The U.S. Attorney’s Office for the Southern District of New York recently announced the settlement of a health care False Claims Act case against Beth Israel Medical Center for fraudulently inflating its fees for services provided to Medicare patients in order to obtain larger “outlier payments.” Beth Israel agreed to pay over $13 million to settle the Government’s claims for damages and penalties.
The Beth Israel settlement agreement is noteworthy because it did not include the standard settlement language that defendant “does not admit or deny” the Government’s allegations. Instead, the agreement provides that Beth Israel “admits, acknowledges and accepts responsibility” for certain conduct alleged in the complaint, including selectively increasing charges for services that tended to contribute more to Medicare outlier payments.
SDNY Taking the Lead on Stringent Settlement Requirements
At a recent New York City Bar Association conference, the SDNY Civil Chief, Andrew Schilling, said that his office has for about a year been declining to agree to False Claims Act settlements where the defendant neither admits nor denies the allegations of the complaint. Instead, as in the Beth Israel Medical Center settlement, the office has been requiring the defendant to admit to a core set of facts. Significantly, admission in a settlement agreement of facts that form the basis for the Government’s fraud allegations could have collateral estoppel effect in related cases, could be used against the defendant in future cases, and could be the basis for other consequences such as exclusion from federal programs.

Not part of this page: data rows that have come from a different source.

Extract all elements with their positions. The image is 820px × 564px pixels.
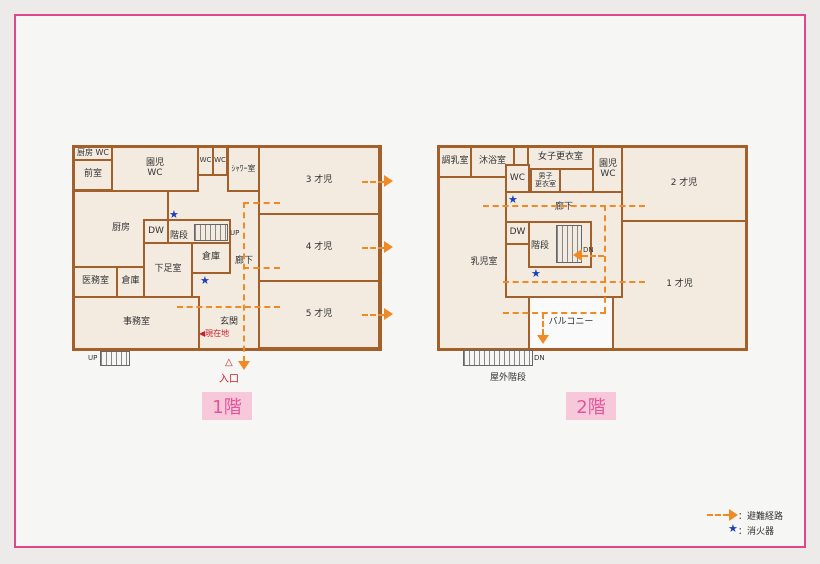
up-label: UP bbox=[230, 229, 240, 237]
outside-stairs-label: 屋外階段 bbox=[490, 373, 527, 383]
room-anteroom: 前室 bbox=[73, 159, 113, 191]
legend-extinguisher-label: ：消火器 bbox=[738, 527, 775, 537]
room-girls-change: 女子更衣室 bbox=[527, 146, 594, 170]
room-office: 事務室 bbox=[73, 296, 200, 350]
dn-label: DN bbox=[583, 246, 594, 254]
extinguisher-icon: ★ bbox=[728, 522, 738, 535]
room-storage1: 倉庫 bbox=[191, 242, 231, 274]
room-formula: 調乳室 bbox=[438, 146, 472, 178]
room-dw-2f: DW bbox=[505, 221, 530, 245]
stairs-label: 階段 bbox=[170, 228, 189, 241]
room-wc-2f: WC bbox=[505, 164, 530, 193]
hallway-label: 廊下 bbox=[554, 202, 573, 212]
floor2-label: 2階 bbox=[566, 392, 616, 420]
extinguisher-icon: ★ bbox=[169, 208, 179, 221]
you-are-here: ◀現在地 bbox=[199, 329, 230, 338]
room-infirmary: 医務室 bbox=[73, 266, 118, 298]
room-age2: 2 才児 bbox=[621, 146, 747, 222]
stairs-label: 階段 bbox=[531, 238, 550, 251]
room-kids-wc-2f: 園児 WC bbox=[592, 146, 624, 193]
extinguisher-icon: ★ bbox=[508, 193, 518, 206]
room-age1: 1 才児 bbox=[612, 220, 747, 350]
outside-stairs-1f bbox=[100, 351, 130, 366]
room-boys-change: 男子 更衣室 bbox=[530, 168, 561, 193]
room-wc2: WC bbox=[212, 146, 228, 176]
outside-up-label: UP bbox=[88, 354, 98, 362]
room-age4: 4 才児 bbox=[258, 213, 380, 282]
floor1-label: 1階 bbox=[202, 392, 252, 420]
entrance-triangle-icon: △ bbox=[225, 357, 233, 368]
you-are-here-label: 現在地 bbox=[205, 329, 230, 338]
room-shower: ｼｬﾜｰ室 bbox=[227, 146, 260, 192]
room-kids-wc: 園児 WC bbox=[111, 146, 199, 192]
room-shoe-room: 下足室 bbox=[143, 242, 193, 298]
room-storage2: 倉庫 bbox=[116, 266, 145, 298]
extinguisher-icon: ★ bbox=[531, 267, 541, 280]
legend-route-label: ：避難経路 bbox=[738, 512, 784, 522]
extinguisher-icon: ★ bbox=[200, 274, 210, 287]
entrance-label: 入口 bbox=[219, 374, 239, 385]
outside-dn-label: DN bbox=[534, 354, 545, 362]
stairs-steps bbox=[194, 224, 228, 241]
room-entrance-hall: 玄関 bbox=[220, 317, 239, 327]
outside-stairs-2f bbox=[463, 350, 533, 366]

To date, it appears that the SDNY has been taking the lead on adopting this more stringent stance. Time will tell whether other districts will adopt this approach or even whether it could become standard Department of Justice policy.
Last month, in SEC v. Citigroup Global Markets Inc., the Second Circuit observed that a Government requirement that a defendant admit liability “would in most cases undermine any chance for compromise.” The SDNY approach of conditioning False Claims Act settlements on an admission of liability by the defendant will undoubtedly make settlements much more difficult to achieve.